Ciudad Victoria, Tamaulipas.– El sector restaurantero de la zona centro de Tamaulipas impulsa la instalación obligatoria de trampas de grasa como medida preventiva para evitar daños al sistema de drenaje y reducir impactos ambientales.
El presidente de la CANIRAC en la región, Jesús Arnoldo Gómez González, informó que la Cámara promueve entre sus afiliados el cumplimiento estricto de esta disposición para contener la contaminación generada en cocinas.
Explicó que el gremio mantiene un compromiso permanente con la protección del medio ambiente, implementando acciones dirigidas a disminuir descargas contaminantes en alcantarillas y espacios públicos.

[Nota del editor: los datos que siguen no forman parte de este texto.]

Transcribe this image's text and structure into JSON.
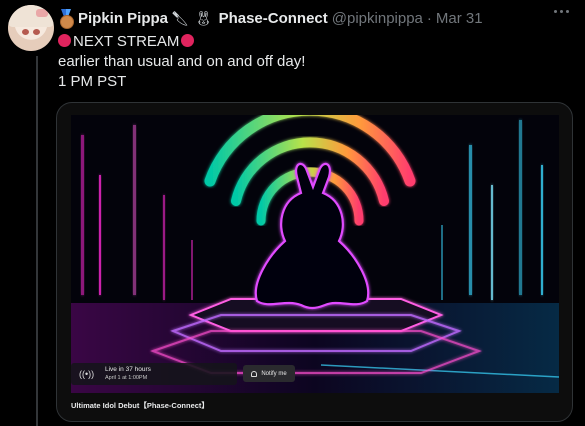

“El cuidado ambiental es una prioridad constante. Buscamos que los establecimientos utilicen insumos que no generen afectaciones posteriores en drenajes y que salvaguarden la salud de trabajadores y comensales”, puntualizó.
Entre las principales medidas adoptadas se encuentra la colocación de trampas de grasa en áreas de preparación, el uso de productos biodegradables y la realización de inspecciones periódicas.
Estas supervisiones se llevan a cabo tanto de manera interna como en coordinación con dependencias como la Comapa y la COEPRIS, a fin de garantizar el cumplimiento de la normatividad sanitaria.
“Nos sumamos a los procesos de revisión y monitoreo para asegurar que nuestras instalaciones operen bajo los lineamientos establecidos por la autoridad”, afirmó el dirigente empresarial.
Actualmente, la CANIRAC en la zona centro agrupa entre 170 y 200 socios, quienes en su mayoría cumplen con las disposiciones ambientales vigentes.
Gómez González reconoció que existen casos aislados de omisión, pero aseguró que se atienden de inmediato mediante asesoría técnica y adecuaciones en las instalaciones para evitar riesgos mayores.
Advirtió que las grasas y residuos alimenticios representan una de las principales causas de obstrucciones en la red de drenaje, lo que puede derivar en daños estructurales y fugas de aguas residuales.
Por ello, subrayó que los establecimientos dedicados a la preparación de alimentos tienen la responsabilidad de instalar trampas de grasa, diseñadas para retener aceites antes de que ingresen al sistema de alcantarillado.
Finalmente, destacó que la coordinación con autoridades sanitarias y organismos operadores del agua se mantiene a través de convenios de colaboración que fortalecen la corresponsabilidad ambiental.
“Es un esquema de cooperación mutua donde todos aportamos para proteger la infraestructura y el entorno urbano, en beneficio directo de la ciudad”, concluyó.